Erdoğan ve Muhafazakâr San’at

YAŞADIKÇA I Erdoğan ve Muhafazakâr San'at

 

          Muhafazakâr siyâset ve siyâsetçi oluyor da, san'at ve san'atçı, niçin olmasın?

          - Olur, hem de bal gibi olur. Yaklaşık bir yıldır tartışılan "Muhafazakâr san'at olur mu?" sorusuna en güzel cevap, Başbakan Erdoğan'ın bizâtihi kendisidir. Muhafazakâr demokrat Başbakan Recep Tayyip Erdoğan; aynı zamanda çağdaş, ilerici, yenilikçi hatta dünya çapında yankı uyandıran radikal icraatlara imza atan reformist bir liderdir.

          Siyâsetteki ustalığının yanı sıra kitleleri etkileyen güçlü hitâbeti, şiir seslendirmedeki başarısı ise Erdoğan'ın san'atçı yönüne işâret eder. Ayrıca; gençlik yıllarında tiyatro ile uğraştığı, tiyatro topluluğu kurduğu, yönettiği ve bizzat sahnede başrol oynadığı da bilinmektedir.

          - Ünlü tiyatrocu Nejat Uygur'dan sahne dersleri almıştır.

 

          TANZİMAT'TAN BUGÜNE

          Devlet Tiyatroları'nın özelleştirilmesi ile ilgili değerlendirmeleri de Başbakan Erdoğan'ın mes'eleye ne derece vâkıf olduğunun göstergesidir: "Son günlerde tiyatro üzerinden bir tartışma yürütülüyor.
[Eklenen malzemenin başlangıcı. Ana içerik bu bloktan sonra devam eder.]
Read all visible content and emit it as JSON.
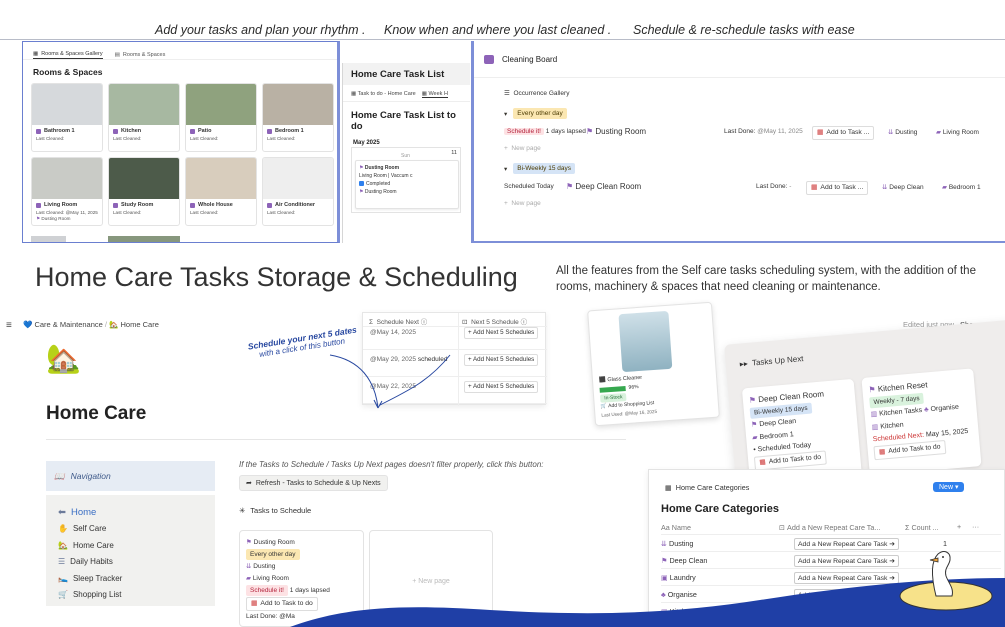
{
  "taglines": [
    "Add your tasks and plan your rhythm .",
    "Know when and where you last cleaned .",
    "Schedule & re-schedule tasks with ease"
  ],
  "rooms_panel": {
    "tabs": [
      "Rooms & Spaces Gallery",
      "Rooms & Spaces"
    ],
    "title": "Rooms & Spaces",
    "last_cleaned_label": "Last Cleaned:",
    "cards": [
      {
        "name": "Bathroom 1",
        "sub": "Last Cleaned:",
        "color": "#d6d9dc"
      },
      {
        "name": "Kitchen",
        "sub": "Last Cleaned:",
        "color": "#a7b8a1"
      },
      {
        "name": "Patio",
        "sub": "Last Cleaned:",
        "color": "#8fa27e"
      },
      {
        "name": "Bedroom 1",
        "sub": "Last Cleaned:",
        "color": "#b9b1a4"
      },
      {
        "name": "Living Room",
        "sub": "Last Cleaned:",
        "color": "#c9cbc6"
      },
      {
        "name": "Study Room",
        "sub": "Last Cleaned:",
        "color": "#4d5b4a"
      },
      {
        "name": "Whole House",
        "sub": "Last Cleaned:",
        "color": "#d8cdbd"
      },
      {
        "name": "Air Conditioner",
        "sub": "Last Cleaned:",
        "color": "#eeeeee"
      }
    ],
    "living_room_detail": [
      "Last Cleaned: @May 11,",
      "2025",
      "Dusting Room"
    ]
  },
  "task_list_panel": {
    "header": "Home Care Task List",
    "tabs": [
      "Task to do - Home Care",
      "Week H"
    ],
    "title": "Home Care Task List to do",
    "month": "May 2025",
    "day": "Sun",
    "day_number": "11",
    "card": {
      "name": "Dusting Room",
      "tags": "Living Room | Vaccum c",
      "status": "Completed",
      "room": "Dusting Room"
    }
  },
  "cleaning_board": {
    "title": "Cleaning Board",
    "view": "Occurrence Gallery",
    "groups": [
      {
        "label": "Every other day",
        "color": "#fbe7b2",
        "row": {
          "status": "Schedule it!",
          "status_extra": "1 days lapsed",
          "task": "Dusting Room",
          "last_done_label": "Last Done:",
          "last_done": "@May 11, 2025",
          "add_btn": "Add to Task ...",
          "category": "Dusting",
          "room": "Living Room"
        }
      },
      {
        "label": "Bi-Weekly 15 days",
        "color": "#d5e4f6",
        "row": {
          "status": "Scheduled Today",
          "status_extra": "",
          "task": "Deep Clean Room",
          "last_done_label": "Last Done:",
          "last_done": "-",
          "add_btn": "Add to Task ...",
          "category": "Deep Clean",
          "room": "Bedroom 1"
        }
      }
    ],
    "new_page": "New page"
  },
  "headline": "Home Care Tasks Storage & Scheduling",
  "description": "All the features from the Self care tasks scheduling system, with the addition of the rooms, machinery & spaces that need cleaning or maintenance.",
  "topbar": {
    "breadcrumb_parent": "Care & Maintenance",
    "breadcrumb_current": "Home Care",
    "edited": "Edited just now",
    "share": "Share"
  },
  "page": {
    "icon": "🏡",
    "title": "Home Care"
  },
  "navigation": {
    "title": "Navigation",
    "items": [
      {
        "label": "Home",
        "icon": "⬅"
      },
      {
        "label": "Self Care",
        "icon": "✋"
      },
      {
        "label": "Home Care",
        "icon": "🏡"
      },
      {
        "label": "Daily Habits",
        "icon": "☰"
      },
      {
        "label": "Sleep Tracker",
        "icon": "🛌"
      },
      {
        "label": "Shopping List",
        "icon": "🛒"
      }
    ]
  },
  "hint": "If the Tasks to Schedule / Tasks Up Next pages doesn't filter properly, click this button:",
  "refresh_button": "Refresh - Tasks to Schedule & Up Nexts",
  "tasks_to_schedule": {
    "title": "Tasks to Schedule",
    "card": {
      "name": "Dusting Room",
      "frequency": "Every other day",
      "category": "Dusting",
      "room": "Living Room",
      "status": "Schedule it!",
      "status_extra": "1 days lapsed",
      "add_btn": "Add to Task to do",
      "last_done": "Last Done: @Ma"
    },
    "new_page": "New page"
  },
  "schedule_popup": {
    "col1": "Schedule Next",
    "col2": "Next 5 Schedule",
    "rows": [
      {
        "date": "@May 14, 2025",
        "extra": "",
        "btn": "Add Next 5 Schedules"
      },
      {
        "date": "@May 29, 2025",
        "extra": "scheduled",
        "btn": "Add Next 5 Schedules"
      },
      {
        "date": "@May 22, 2025",
        "extra": "",
        "btn": "Add Next 5 Schedules"
      }
    ]
  },
  "annotation": {
    "line1": "Schedule your next 5 dates",
    "line2": "with a click of this button"
  },
  "glass_card": {
    "name": "Glass Cleaner",
    "percent": "96%",
    "status": "In-Stock",
    "btn": "Add to Shopping List",
    "last_used": "Last Used: @May 16, 2025"
  },
  "tasks_up_next": {
    "title": "Tasks Up Next",
    "cards": [
      {
        "name": "Deep Clean Room",
        "frequency": "Bi-Weekly 15 days",
        "category": "Deep Clean",
        "room": "Bedroom 1",
        "status": "Scheduled Today",
        "btn": "Add to Task to do"
      },
      {
        "name": "Kitchen Reset",
        "frequency": "Weekly - 7 days",
        "category": "Kitchen Tasks",
        "category2": "Organise",
        "room": "Kitchen",
        "scheduled_label": "Scheduled Next:",
        "scheduled": "May 15, 2025",
        "btn": "Add to Task to do"
      }
    ]
  },
  "categories": {
    "view": "Home Care Categories",
    "new_btn": "New",
    "title": "Home Care Categories",
    "col_name": "Name",
    "col_add": "Add a New Repeat Care Ta...",
    "col_count": "Count ...",
    "rows": [
      {
        "name": "Dusting",
        "btn": "Add a New Repeat Care Task ➔",
        "count": "1"
      },
      {
        "name": "Deep Clean",
        "btn": "Add a New Repeat Care Task ➔",
        "count": ""
      },
      {
        "name": "Laundry",
        "btn": "Add a New Repeat Care Task ➔",
        "count": ""
      },
      {
        "name": "Organise",
        "btn": "Add a New Repeat Care Task ➔",
        "count": ""
      },
      {
        "name": "Kitchen Tasks",
        "btn": "",
        "count": ""
      }
    ]
  },
  "colors": {
    "accent_blue": "#2848a0",
    "panel_border": "#7d8fd8",
    "wave_blue": "#1f3fa6",
    "purple": "#8d63b8"
  }
}
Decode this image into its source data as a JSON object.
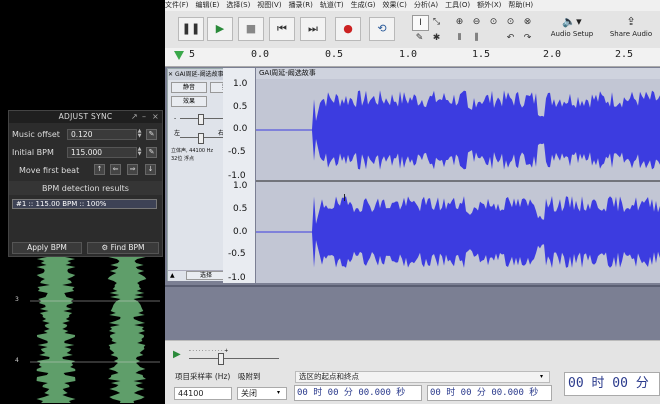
{
  "sync_panel": {
    "title": "ADJUST SYNC",
    "window_controls": [
      "↗",
      "–",
      "×"
    ],
    "music_offset_label": "Music offset",
    "music_offset_value": "0.120",
    "initial_bpm_label": "Initial BPM",
    "initial_bpm_value": "115.000",
    "move_first_beat_label": "Move first beat",
    "bpm_results_heading": "BPM detection results",
    "bpm_result": "#1 :: 115.00 BPM :: 100%",
    "apply_bpm": "Apply BPM",
    "find_bpm": "Find BPM"
  },
  "beat_numbers": [
    "3",
    "4"
  ],
  "menu": [
    "文件(F)",
    "编辑(E)",
    "选择(S)",
    "视图(V)",
    "播录(R)",
    "轨道(T)",
    "生成(G)",
    "效果(C)",
    "分析(A)",
    "工具(O)",
    "额外(X)",
    "帮助(H)"
  ],
  "toolbar": {
    "audio_setup": "Audio Setup",
    "share_audio": "Share Audio"
  },
  "ruler": {
    "start": "5",
    "ticks": [
      "0.0",
      "0.5",
      "1.0",
      "1.5",
      "2.0",
      "2.5"
    ]
  },
  "track": {
    "name": "GAI周延-阚选故事",
    "clip_name": "GAI周延-阚选故事",
    "mute": "静音",
    "solo": "独奏",
    "left": "左",
    "right": "右",
    "format": "立体声, 44100 Hz",
    "format2": "32位 浮点",
    "select": "选择",
    "y_labels_top": [
      "1.0",
      "0.5",
      "0.0",
      "-0.5",
      "-1.0"
    ],
    "y_labels_bottom": [
      "1.0",
      "0.5",
      "0.0",
      "-0.5",
      "-1.0"
    ]
  },
  "status": {
    "project_rate_label": "项目采样率 (Hz)",
    "project_rate_value": "44100",
    "snap_label": "吸附到",
    "snap_value": "关闭",
    "selection_label": "选区的起点和终点",
    "time1": "00 时 00 分 00.000 秒",
    "time2": "00 时 00 分 00.000 秒",
    "big_time": "00 时 00 分"
  }
}
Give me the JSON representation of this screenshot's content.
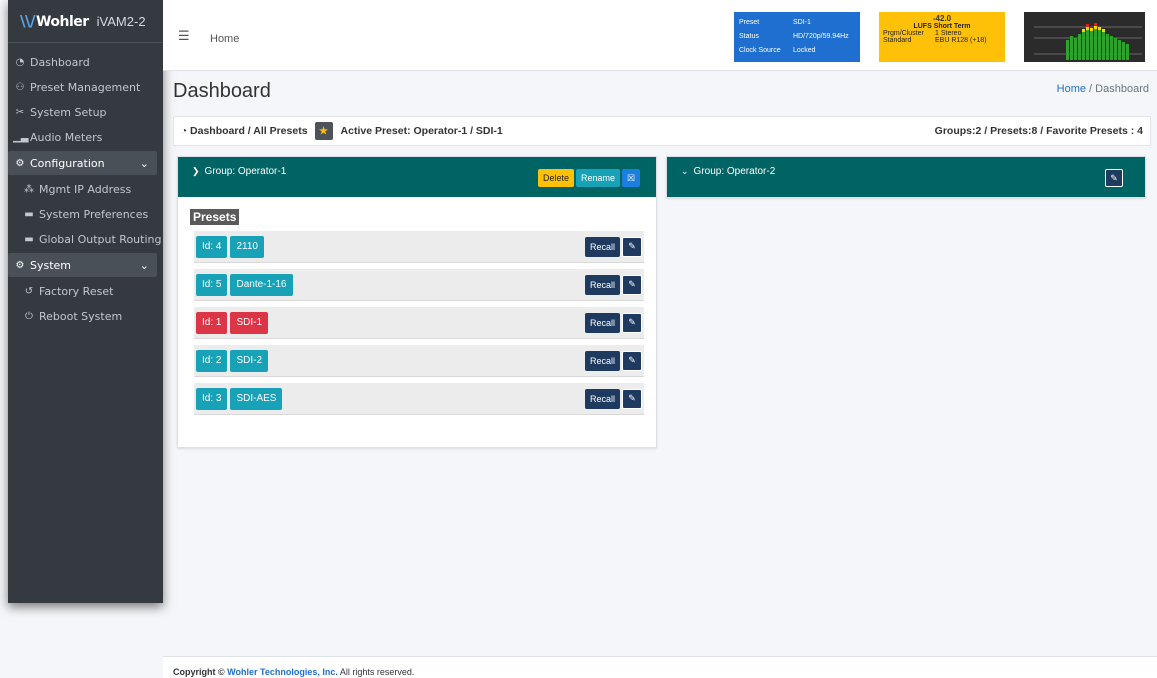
{
  "brand": {
    "logo": "Wohler",
    "product": "iVAM2-2"
  },
  "sidebar": {
    "items": [
      {
        "label": "Dashboard",
        "icon": "tachometer-icon"
      },
      {
        "label": "Preset Management",
        "icon": "user-gear-icon"
      },
      {
        "label": "System Setup",
        "icon": "tools-icon"
      },
      {
        "label": "Audio Meters",
        "icon": "chart-icon"
      }
    ],
    "config_section": "Configuration",
    "config_items": [
      "Mgmt IP Address",
      "System Preferences",
      "Global Output Routing"
    ],
    "system_section": "System",
    "system_items": [
      "Factory Reset",
      "Reboot System"
    ]
  },
  "topbar": {
    "home": "Home",
    "preset_box": {
      "preset_key": "Preset",
      "preset_val": "SDI-1",
      "status_key": "Status",
      "status_val": "HD/720p/59.94Hz",
      "clock_key": "Clock Source",
      "clock_val": "Locked"
    },
    "lufs_box": {
      "value": "-42.0",
      "label": "LUFS  Short Term",
      "cluster_key": "Prgm/Cluster",
      "cluster_val": "1  Stereo",
      "standard_key": "Standard",
      "standard_val": "EBU R128 (+18)"
    }
  },
  "page": {
    "title": "Dashboard",
    "crumb_home": "Home",
    "crumb_sep": "/",
    "crumb_current": "Dashboard"
  },
  "infobar": {
    "left": "Dashboard / All Presets",
    "active": "Active Preset: Operator-1 / SDI-1",
    "right": "Groups:2 / Presets:8 / Favorite Presets : 4"
  },
  "groups": [
    {
      "title": "Group: Operator-1",
      "delete_label": "Delete",
      "rename_label": "Rename",
      "presets_title": "Presets",
      "presets": [
        {
          "id": "Id: 4",
          "name": "2110",
          "recall": "Recall",
          "active": false
        },
        {
          "id": "Id: 5",
          "name": "Dante-1-16",
          "recall": "Recall",
          "active": false
        },
        {
          "id": "Id: 1",
          "name": "SDI-1",
          "recall": "Recall",
          "active": true
        },
        {
          "id": "Id: 2",
          "name": "SDI-2",
          "recall": "Recall",
          "active": false
        },
        {
          "id": "Id: 3",
          "name": "SDI-AES",
          "recall": "Recall",
          "active": false
        }
      ]
    },
    {
      "title": "Group: Operator-2"
    }
  ],
  "footer": {
    "copyright": "Copyright ©",
    "company": "Wohler Technologies, Inc.",
    "rights": "All rights reserved."
  },
  "colors": {
    "sidebar_bg": "#343a40",
    "group_header": "#006464",
    "preset_box": "#1f6fd0",
    "lufs_box": "#ffc107",
    "teal": "#17a2b8",
    "active_red": "#dc3545"
  }
}
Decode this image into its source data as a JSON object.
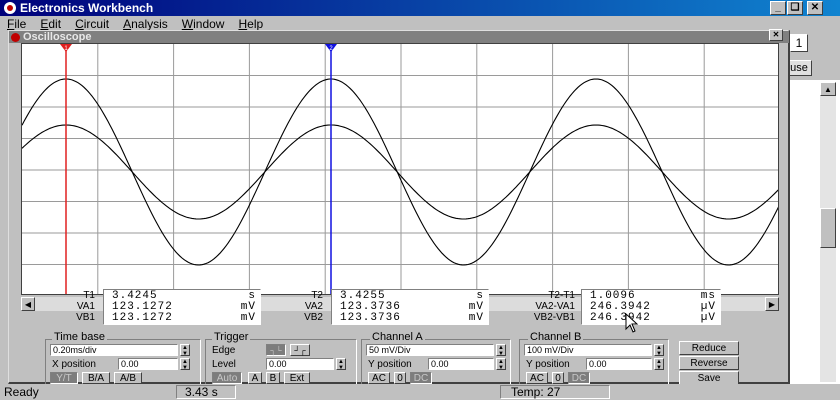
{
  "app": {
    "title": "Electronics Workbench",
    "accent": "#00007b"
  },
  "menu": [
    "File",
    "Edit",
    "Circuit",
    "Analysis",
    "Window",
    "Help"
  ],
  "menu_underline": [
    "F",
    "E",
    "C",
    "A",
    "W",
    "H"
  ],
  "window_buttons": {
    "minimize": "_",
    "restore": "❏",
    "close": "✕"
  },
  "background": {
    "pause_label": "use",
    "side_number": "1"
  },
  "oscilloscope": {
    "title": "Oscilloscope",
    "cursor1_label": "1",
    "cursor2_label": "2",
    "cursor1_color": "#e02020",
    "cursor2_color": "#1010e0",
    "readout": {
      "t1": {
        "label": "T1",
        "value": "3.4245",
        "unit": "s"
      },
      "va1": {
        "label": "VA1",
        "value": "123.1272",
        "unit": "mV"
      },
      "vb1": {
        "label": "VB1",
        "value": "123.1272",
        "unit": "mV"
      },
      "t2": {
        "label": "T2",
        "value": "3.4255",
        "unit": "s"
      },
      "va2": {
        "label": "VA2",
        "value": "123.3736",
        "unit": "mV"
      },
      "vb2": {
        "label": "VB2",
        "value": "123.3736",
        "unit": "mV"
      },
      "dt": {
        "label": "T2-T1",
        "value": "1.0096",
        "unit": "ms"
      },
      "dva": {
        "label": "VA2-VA1",
        "value": "246.3942",
        "unit": "µV"
      },
      "dvb": {
        "label": "VB2-VB1",
        "value": "246.3942",
        "unit": "µV"
      }
    },
    "timebase": {
      "title": "Time base",
      "scale": "0.20ms/div",
      "xpos_label": "X position",
      "xpos": "0.00",
      "modes": [
        "Y/T",
        "B/A",
        "A/B"
      ]
    },
    "trigger": {
      "title": "Trigger",
      "edge_label": "Edge",
      "edge_rise": "┐└",
      "edge_fall": "┘┌",
      "level_label": "Level",
      "level": "0.00",
      "sources": [
        "Auto",
        "A",
        "B",
        "Ext"
      ]
    },
    "channel_a": {
      "title": "Channel A",
      "scale": "50 mV/Div",
      "ypos_label": "Y position",
      "ypos": "0.00",
      "coupling": [
        "AC",
        "0",
        "DC"
      ]
    },
    "channel_b": {
      "title": "Channel B",
      "scale": "100 mV/Div",
      "ypos_label": "Y position",
      "ypos": "0.00",
      "coupling": [
        "AC",
        "0",
        "DC"
      ]
    },
    "actions": [
      "Reduce",
      "Reverse",
      "Save"
    ]
  },
  "status": {
    "ready": "Ready",
    "time": "3.43 s",
    "temp": "Temp:  27"
  }
}
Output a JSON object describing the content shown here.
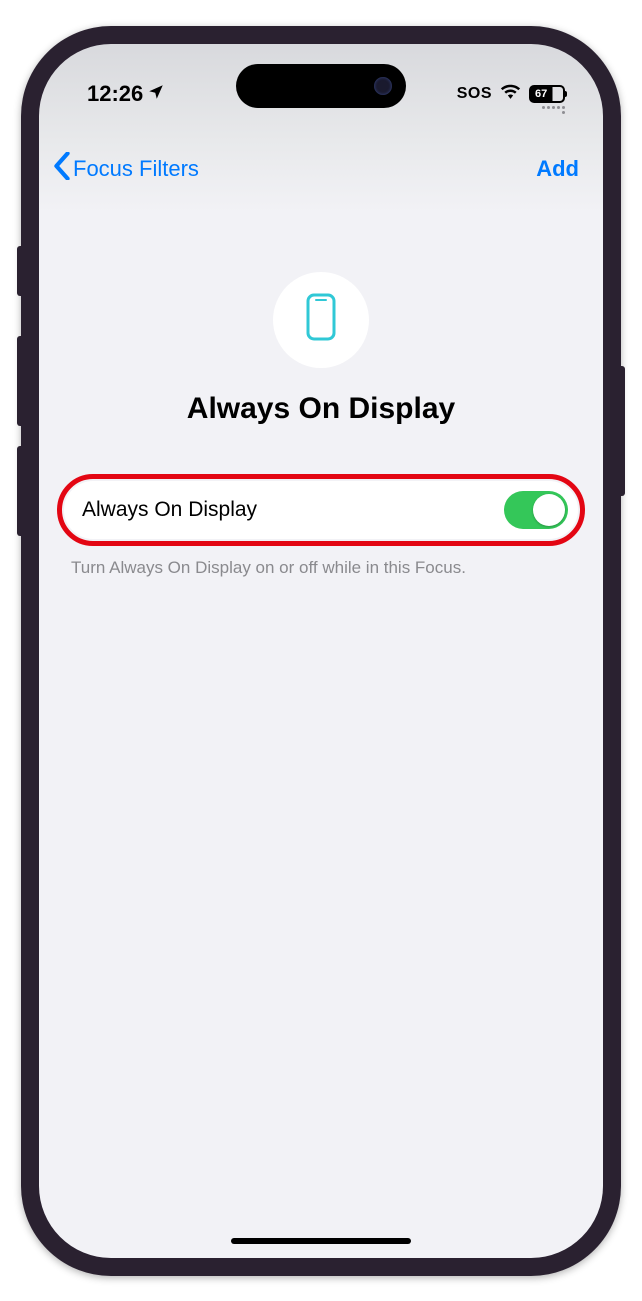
{
  "status": {
    "time": "12:26",
    "sos": "SOS",
    "battery": "67"
  },
  "nav": {
    "back_label": "Focus Filters",
    "add_label": "Add"
  },
  "hero": {
    "title": "Always On Display"
  },
  "setting": {
    "label": "Always On Display",
    "toggle_on": true,
    "footer": "Turn Always On Display on or off while in this Focus."
  }
}
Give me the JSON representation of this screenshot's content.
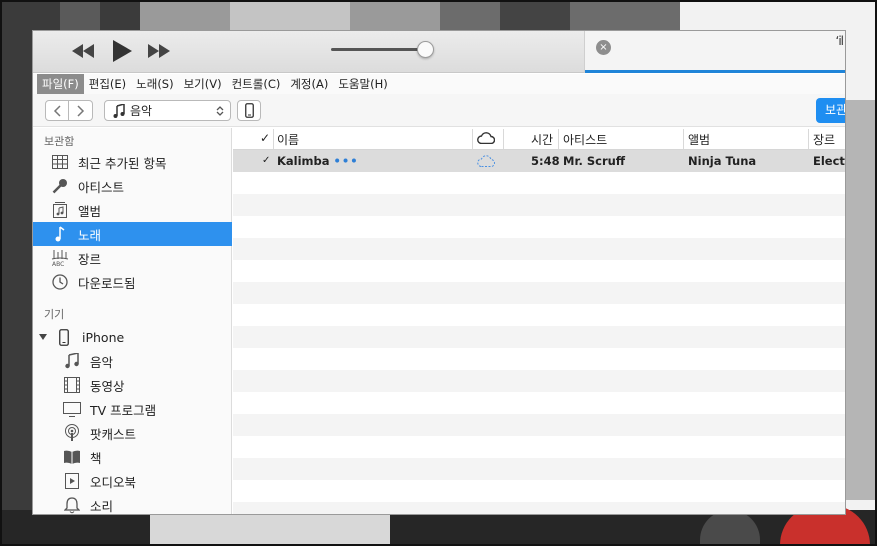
{
  "player": {
    "lcd_apple": "ʻil",
    "lcd_close": "×"
  },
  "menu": [
    "파일(F)",
    "편집(E)",
    "노래(S)",
    "보기(V)",
    "컨트롤(C)",
    "계정(A)",
    "도움말(H)"
  ],
  "toolbar": {
    "media_label": "음악",
    "library_button": "보관"
  },
  "sidebar": {
    "library_title": "보관함",
    "library_items": [
      {
        "label": "최근 추가된 항목",
        "icon": "grid-icon"
      },
      {
        "label": "아티스트",
        "icon": "microphone-icon"
      },
      {
        "label": "앨범",
        "icon": "album-icon"
      },
      {
        "label": "노래",
        "icon": "music-note-icon"
      },
      {
        "label": "장르",
        "icon": "genre-icon"
      },
      {
        "label": "다운로드됨",
        "icon": "download-clock-icon"
      }
    ],
    "devices_title": "기기",
    "device_name": "iPhone",
    "device_items": [
      {
        "label": "음악",
        "icon": "music-note-icon"
      },
      {
        "label": "동영상",
        "icon": "film-icon"
      },
      {
        "label": "TV 프로그램",
        "icon": "tv-icon"
      },
      {
        "label": "팟캐스트",
        "icon": "podcast-icon"
      },
      {
        "label": "책",
        "icon": "book-icon"
      },
      {
        "label": "오디오북",
        "icon": "audiobook-icon"
      },
      {
        "label": "소리",
        "icon": "bell-icon"
      }
    ]
  },
  "songs": {
    "columns": {
      "check": "✓",
      "name": "이름",
      "time": "시간",
      "artist": "아티스트",
      "album": "앨범",
      "genre": "장르"
    },
    "rows": [
      {
        "check": "✓",
        "name": "Kalimba",
        "more": "•••",
        "time": "5:48",
        "artist": "Mr. Scruff",
        "album": "Ninja Tuna",
        "genre": "Electro"
      }
    ]
  },
  "colors": {
    "accent": "#2e91ee",
    "library_button": "#1f8ef1"
  }
}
Bu tartışma bir tiyatro tartışması değildir.

          Mes'ele çok başka, mes'ele kendilerine küçük iktidar alanları oluşturmuş seçkincilerin millete tepeden bakma mes'elesidir.

          Bunlar Tanzimât'tan bugüne kadar en iyiyi kendilerinin bildiğini iddia ederler. Bunlar kendi ürettiklerini en iyi san'at olarak addederler ama Kahramanmaraş'ın sözlü san'at ustalarını kaale almazlar. San'atın arkasına saklanır kendilerini dar kalıplara sıkıştırırlar.

          Bunlar san'atı toplum için yapmazlar. San'at toplum için yapılır. Bunlar kendi kast sistemlerinin bozulmasına asla izin vermezler." (4.5.2012)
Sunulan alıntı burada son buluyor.